Следует обратить внимание и на то, что в отличие от стихотворения "Память", где лирический герой говорит о своих прежних воплощениях в третьем лице, в "Заблудившемся трамвае" такой лингвистической дистанции между прежними "я" визионера и его нынешним "я" — нет. Лирический герой сразу и окончательно принимает свои прежние индивидуальности — в себя. Происходит объединение всех этих индивидуальностей в некое личностное (но надындивидуальное) синкретическое целое. И то, что о своих прежних воплощениях визионер говорит: "я", — свидетельствует о полном и окончательном их приятии. Если лирический герой "Памяти" может любить или не любить свои "прошлые существования", поэтому и говорит о них в третьем лице, то для лирического героя "Заблудившегося трамвая" это абсолютно невозможно. Если в "Памяти" — вспоминание своих прежних индивидуальностей, то в "Заблудившемся трамвае" — слияние их с индивидуальным "я" визионера, распространение на них самого понятия "я".

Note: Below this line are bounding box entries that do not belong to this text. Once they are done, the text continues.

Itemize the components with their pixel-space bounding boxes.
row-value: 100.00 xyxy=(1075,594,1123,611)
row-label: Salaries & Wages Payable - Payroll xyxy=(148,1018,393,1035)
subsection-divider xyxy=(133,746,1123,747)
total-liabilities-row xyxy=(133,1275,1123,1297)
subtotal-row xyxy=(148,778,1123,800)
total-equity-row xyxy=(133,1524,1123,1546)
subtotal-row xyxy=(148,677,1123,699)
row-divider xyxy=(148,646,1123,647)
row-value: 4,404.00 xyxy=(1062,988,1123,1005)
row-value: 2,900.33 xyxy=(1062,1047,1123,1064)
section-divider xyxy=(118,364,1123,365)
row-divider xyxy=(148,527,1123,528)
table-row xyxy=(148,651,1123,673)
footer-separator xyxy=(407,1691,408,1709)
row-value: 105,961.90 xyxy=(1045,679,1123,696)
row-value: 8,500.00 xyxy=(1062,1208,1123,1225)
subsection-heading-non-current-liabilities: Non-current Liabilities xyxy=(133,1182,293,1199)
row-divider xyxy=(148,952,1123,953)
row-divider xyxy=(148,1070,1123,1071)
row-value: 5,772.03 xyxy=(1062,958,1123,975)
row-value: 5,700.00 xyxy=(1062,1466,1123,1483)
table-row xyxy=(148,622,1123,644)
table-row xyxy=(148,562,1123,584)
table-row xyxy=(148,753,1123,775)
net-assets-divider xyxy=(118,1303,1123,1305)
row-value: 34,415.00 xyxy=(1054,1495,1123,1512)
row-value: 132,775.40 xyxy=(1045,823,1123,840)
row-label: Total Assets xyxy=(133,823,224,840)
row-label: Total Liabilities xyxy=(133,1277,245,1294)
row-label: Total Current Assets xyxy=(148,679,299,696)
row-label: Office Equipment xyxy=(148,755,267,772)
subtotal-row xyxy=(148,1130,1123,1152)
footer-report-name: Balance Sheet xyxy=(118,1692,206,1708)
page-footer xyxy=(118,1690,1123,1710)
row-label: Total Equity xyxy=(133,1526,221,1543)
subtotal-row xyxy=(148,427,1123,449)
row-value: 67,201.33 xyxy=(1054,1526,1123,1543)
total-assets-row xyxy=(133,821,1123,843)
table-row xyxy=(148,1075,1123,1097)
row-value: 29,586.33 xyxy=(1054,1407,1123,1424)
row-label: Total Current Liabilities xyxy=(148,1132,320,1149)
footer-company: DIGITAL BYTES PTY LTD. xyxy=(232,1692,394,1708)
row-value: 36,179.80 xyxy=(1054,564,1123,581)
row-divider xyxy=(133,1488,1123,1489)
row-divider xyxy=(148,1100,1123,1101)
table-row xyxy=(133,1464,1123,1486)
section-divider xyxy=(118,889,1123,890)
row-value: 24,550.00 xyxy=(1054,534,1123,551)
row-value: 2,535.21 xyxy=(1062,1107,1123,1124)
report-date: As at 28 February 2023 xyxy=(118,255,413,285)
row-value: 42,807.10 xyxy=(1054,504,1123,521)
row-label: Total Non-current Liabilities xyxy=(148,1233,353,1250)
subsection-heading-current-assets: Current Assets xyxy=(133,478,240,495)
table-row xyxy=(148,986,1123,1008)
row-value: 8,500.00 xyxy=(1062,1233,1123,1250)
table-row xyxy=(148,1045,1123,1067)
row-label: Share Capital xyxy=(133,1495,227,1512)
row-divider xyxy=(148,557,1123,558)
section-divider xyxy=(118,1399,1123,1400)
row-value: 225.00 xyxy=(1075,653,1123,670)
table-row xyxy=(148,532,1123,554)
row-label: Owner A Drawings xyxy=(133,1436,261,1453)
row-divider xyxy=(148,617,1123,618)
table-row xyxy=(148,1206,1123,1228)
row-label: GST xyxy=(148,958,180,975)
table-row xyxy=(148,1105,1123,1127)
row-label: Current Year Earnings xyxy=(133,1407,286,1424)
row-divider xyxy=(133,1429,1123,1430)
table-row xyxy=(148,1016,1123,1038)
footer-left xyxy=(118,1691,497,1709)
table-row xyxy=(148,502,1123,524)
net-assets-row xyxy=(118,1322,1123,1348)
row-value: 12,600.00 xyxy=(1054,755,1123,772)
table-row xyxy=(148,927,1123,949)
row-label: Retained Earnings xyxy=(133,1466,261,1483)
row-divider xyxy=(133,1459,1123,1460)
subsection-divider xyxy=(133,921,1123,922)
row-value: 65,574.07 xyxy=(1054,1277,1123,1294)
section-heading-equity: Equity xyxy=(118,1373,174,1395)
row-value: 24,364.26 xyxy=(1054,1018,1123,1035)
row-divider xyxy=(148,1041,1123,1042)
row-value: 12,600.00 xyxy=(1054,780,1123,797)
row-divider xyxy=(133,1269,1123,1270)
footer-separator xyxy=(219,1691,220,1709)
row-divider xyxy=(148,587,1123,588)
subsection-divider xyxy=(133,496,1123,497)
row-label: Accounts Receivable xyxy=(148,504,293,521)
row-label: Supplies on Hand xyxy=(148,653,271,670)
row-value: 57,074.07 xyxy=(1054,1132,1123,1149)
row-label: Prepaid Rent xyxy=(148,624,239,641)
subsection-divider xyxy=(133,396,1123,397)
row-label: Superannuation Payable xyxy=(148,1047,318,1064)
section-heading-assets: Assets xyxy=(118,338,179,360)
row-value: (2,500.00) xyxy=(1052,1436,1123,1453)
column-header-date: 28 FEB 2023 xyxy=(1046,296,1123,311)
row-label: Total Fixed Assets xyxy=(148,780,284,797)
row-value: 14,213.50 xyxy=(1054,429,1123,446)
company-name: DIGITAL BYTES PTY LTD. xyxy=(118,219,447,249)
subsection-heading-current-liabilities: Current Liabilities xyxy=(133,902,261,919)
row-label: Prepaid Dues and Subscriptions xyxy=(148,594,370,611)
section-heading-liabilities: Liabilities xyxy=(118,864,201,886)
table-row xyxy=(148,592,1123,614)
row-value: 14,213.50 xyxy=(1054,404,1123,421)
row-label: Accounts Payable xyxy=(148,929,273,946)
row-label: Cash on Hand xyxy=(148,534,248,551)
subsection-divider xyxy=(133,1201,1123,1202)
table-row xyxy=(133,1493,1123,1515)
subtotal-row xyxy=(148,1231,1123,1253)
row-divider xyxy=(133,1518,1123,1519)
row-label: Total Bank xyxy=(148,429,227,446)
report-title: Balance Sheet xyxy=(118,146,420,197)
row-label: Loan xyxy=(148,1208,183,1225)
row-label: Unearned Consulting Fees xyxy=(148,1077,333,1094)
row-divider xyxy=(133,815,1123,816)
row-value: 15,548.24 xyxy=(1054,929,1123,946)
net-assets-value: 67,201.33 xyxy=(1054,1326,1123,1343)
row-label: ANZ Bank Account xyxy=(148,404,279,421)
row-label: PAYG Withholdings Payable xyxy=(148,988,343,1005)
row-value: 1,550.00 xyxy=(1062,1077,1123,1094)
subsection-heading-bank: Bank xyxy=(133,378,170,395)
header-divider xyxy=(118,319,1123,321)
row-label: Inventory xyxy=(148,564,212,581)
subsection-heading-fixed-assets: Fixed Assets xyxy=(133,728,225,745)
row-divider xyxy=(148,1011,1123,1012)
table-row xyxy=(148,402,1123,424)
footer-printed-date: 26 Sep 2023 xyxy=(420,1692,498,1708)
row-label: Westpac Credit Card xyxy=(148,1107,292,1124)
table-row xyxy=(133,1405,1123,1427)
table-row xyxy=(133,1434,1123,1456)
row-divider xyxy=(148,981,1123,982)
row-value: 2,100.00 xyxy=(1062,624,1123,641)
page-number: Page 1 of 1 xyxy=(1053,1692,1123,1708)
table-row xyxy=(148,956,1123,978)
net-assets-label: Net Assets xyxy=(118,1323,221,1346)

А казнь "прежнего воплощения" лирического героя оказывается ступенью на пути в некую "Индию Духа"… Тема Индии для Гумилёва отнюдь не случайна. Так, в стихотворении "Прапамять" он писал:
И вот вся жизнь! Круженье, пенье, Моря, пустыни, города, Мелькающее отраженье Потерянного навсегда…
Когда же, наконец, восставши От сна, я буду снова я, — Простой индиец, задремавший В священный вечер у ручья? [15]

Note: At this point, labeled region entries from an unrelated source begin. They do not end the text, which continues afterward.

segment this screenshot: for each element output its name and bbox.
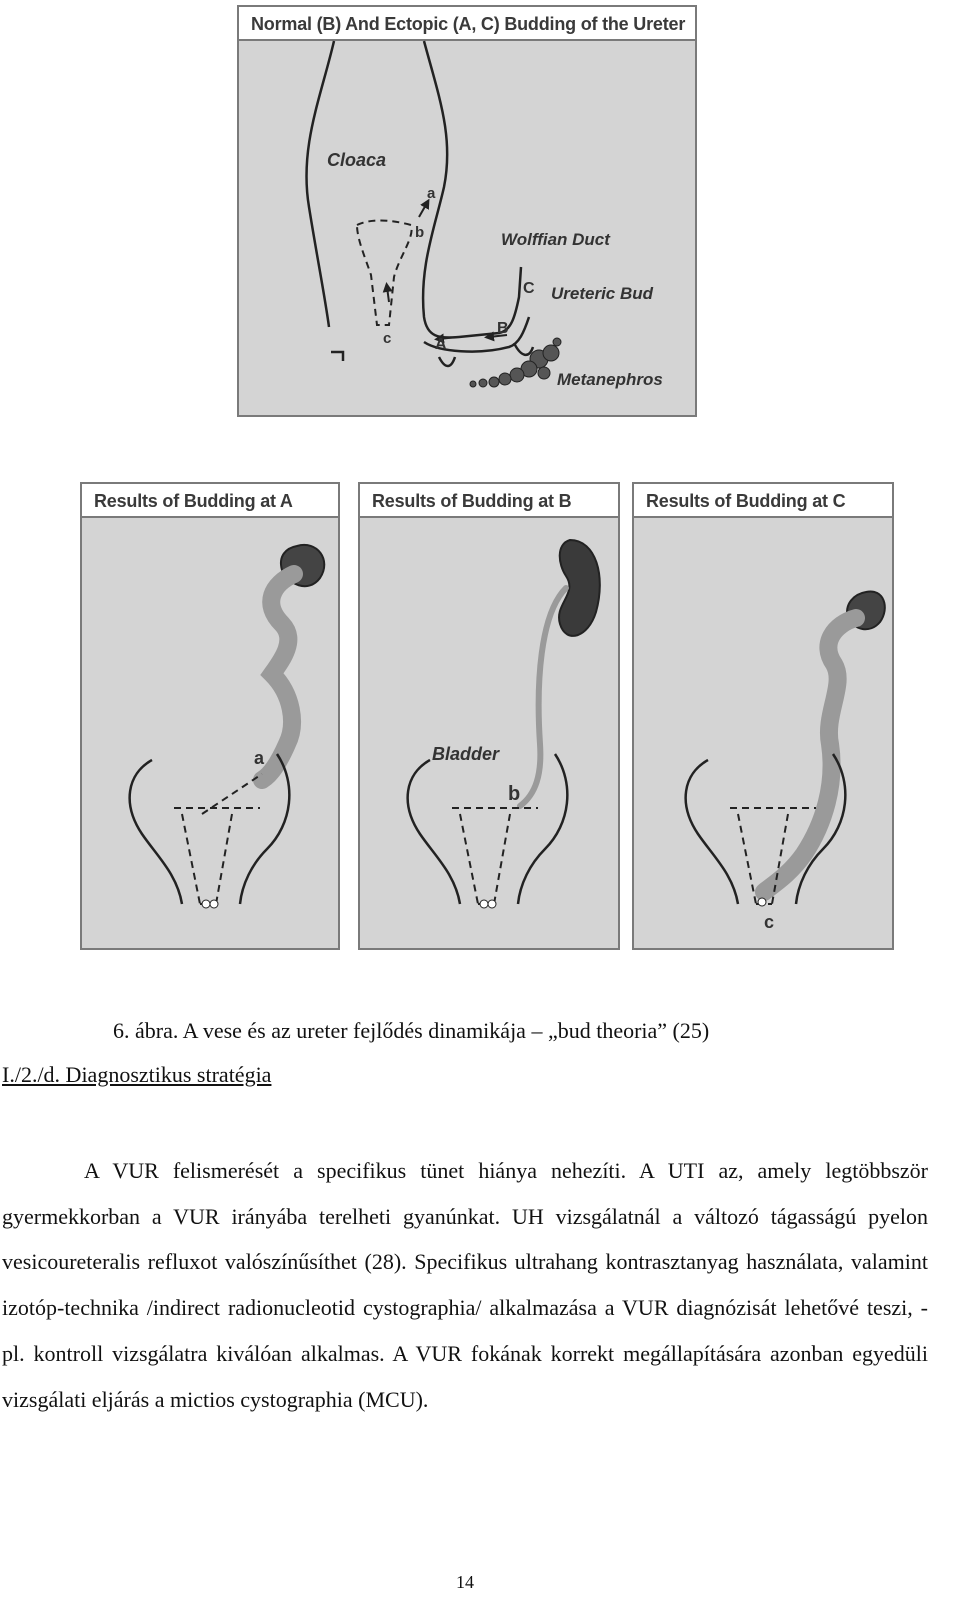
ureter-budding-diagram xyxy=(239,7,695,415)
bladder-left-b xyxy=(408,760,460,904)
label-B: B xyxy=(497,320,509,337)
label-ureteric-bud: Ureteric Bud xyxy=(551,284,654,303)
page-number: 14 xyxy=(456,1572,474,1592)
label-wolffian-duct: Wolffian Duct xyxy=(501,230,610,249)
bladder-right-b xyxy=(518,754,567,904)
label-metanephros: Metanephros xyxy=(557,370,663,389)
bud-B xyxy=(514,343,533,355)
figure-panel-a xyxy=(80,482,340,950)
figure-panel-b xyxy=(358,482,620,950)
budding-a-diagram xyxy=(82,484,338,948)
label-A: A xyxy=(435,336,447,353)
label-b: b xyxy=(415,224,425,241)
cloaca-left-wall xyxy=(306,41,334,327)
arrow-a xyxy=(419,203,427,217)
dashed-urogenital-sinus xyxy=(357,221,412,326)
panel-b-title: Results of Budding at B xyxy=(360,484,618,518)
figure-top-title: Normal (B) And Ectopic (A, C) Budding of the Ureter xyxy=(239,7,695,41)
label-a: a xyxy=(427,185,436,202)
corner-mark xyxy=(331,352,343,361)
cloaca-right-wall xyxy=(423,41,521,338)
panel-a-title: Results of Budding at A xyxy=(82,484,338,518)
ureter-a xyxy=(262,574,294,780)
label-a-panel: a xyxy=(254,748,265,768)
dashed-sinus-b xyxy=(452,808,538,904)
budding-b-diagram xyxy=(360,484,618,948)
figure-caption: 6. ábra. A vese és az ureter fejlődés dinamikája – „bud theoria” (25) xyxy=(113,1018,710,1043)
figure-top-panel xyxy=(237,5,697,417)
budding-c-diagram xyxy=(634,484,892,948)
label-b-panel: b xyxy=(508,783,521,805)
body-paragraph: A VUR felismerését a specifikus tünet hiánya nehezíti. A UTI az, amely legtöbbször gyermekkorban a VUR irányába terelheti gyanúnkat. UH vizsgálatnál a változó tágasságú pyelon vesicoureteralis refluxot valószínűsíthet (28). Specifikus ultrahang kontrasztanyag használata, valamint izotóp-technika /indirect radionucleotid cystographia/ alkalmazása a VUR diagnózisát lehetővé teszi, - pl. kontroll vizsgálatra kiválóan alkalmas. A VUR fokának korrekt megállapítására azonban egyedüli vizsgálati eljárás a mictios cystographia (MCU). xyxy=(2,1158,928,1412)
panel-c-title: Results of Budding at C xyxy=(634,484,892,518)
dashed-sinus-a xyxy=(174,808,260,904)
bladder-left-c xyxy=(686,760,738,904)
ureter-c xyxy=(764,618,856,892)
bladder-left-a xyxy=(130,760,182,904)
label-bladder: Bladder xyxy=(432,744,500,764)
section-heading: I./2./d. Diagnosztikus stratégia xyxy=(2,1062,272,1087)
label-cloaca: Cloaca xyxy=(327,150,387,170)
bud-A xyxy=(439,357,455,366)
arrow-c xyxy=(387,287,389,302)
label-c-panel: c xyxy=(764,912,775,932)
label-c: c xyxy=(383,330,392,347)
figure-panel-c xyxy=(632,482,894,950)
label-C: C xyxy=(523,280,535,297)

Впрочем, Индия здесь ненастоящая. Вообще, присущая даже и позднему Гумилёву акмеистическая любовь к жизни прямо противоположна индийскому мировосприятию, для которого цель — избавление от жизни, уход из нее [16]. Поэтому "Индия Духа" "простого индийца" — дань именно европейской традиции.
В то же время нельзя не упомянуть о том, что Гумилёву было довольно-таки неуютно в прославляемом им же самим "восточном мире". Показательно в этом смысле стихотворение "Восьмистишие":
Ни шороха полночных далей, Ни песен, что певала мать, Мы никогда не понимали Того, что стоило понять [17].
Возвращение от эзотерических красивостей и экзотики — в Россию оказывается для поэта воистину открытием. И такое же возвращение мы видим и в балладе "Заблудившийся трамвай".
Действие переносится в Петербург конца XVIII века. Время можно определить достаточно точно, поскольку памятник Петру I, "Медный всадник", был открыт в 1782 году, а Екатерина II, которой "с напудренною косой шел представляться" лирический герой, умерла в 1796. Оказываясь в хронотопе Петербурга конца XVIII века, трамвай перестает блуждать по "прежним жизням" лирического героя и наконец останавливается. Цель путешествия во времени и пространстве достигнута.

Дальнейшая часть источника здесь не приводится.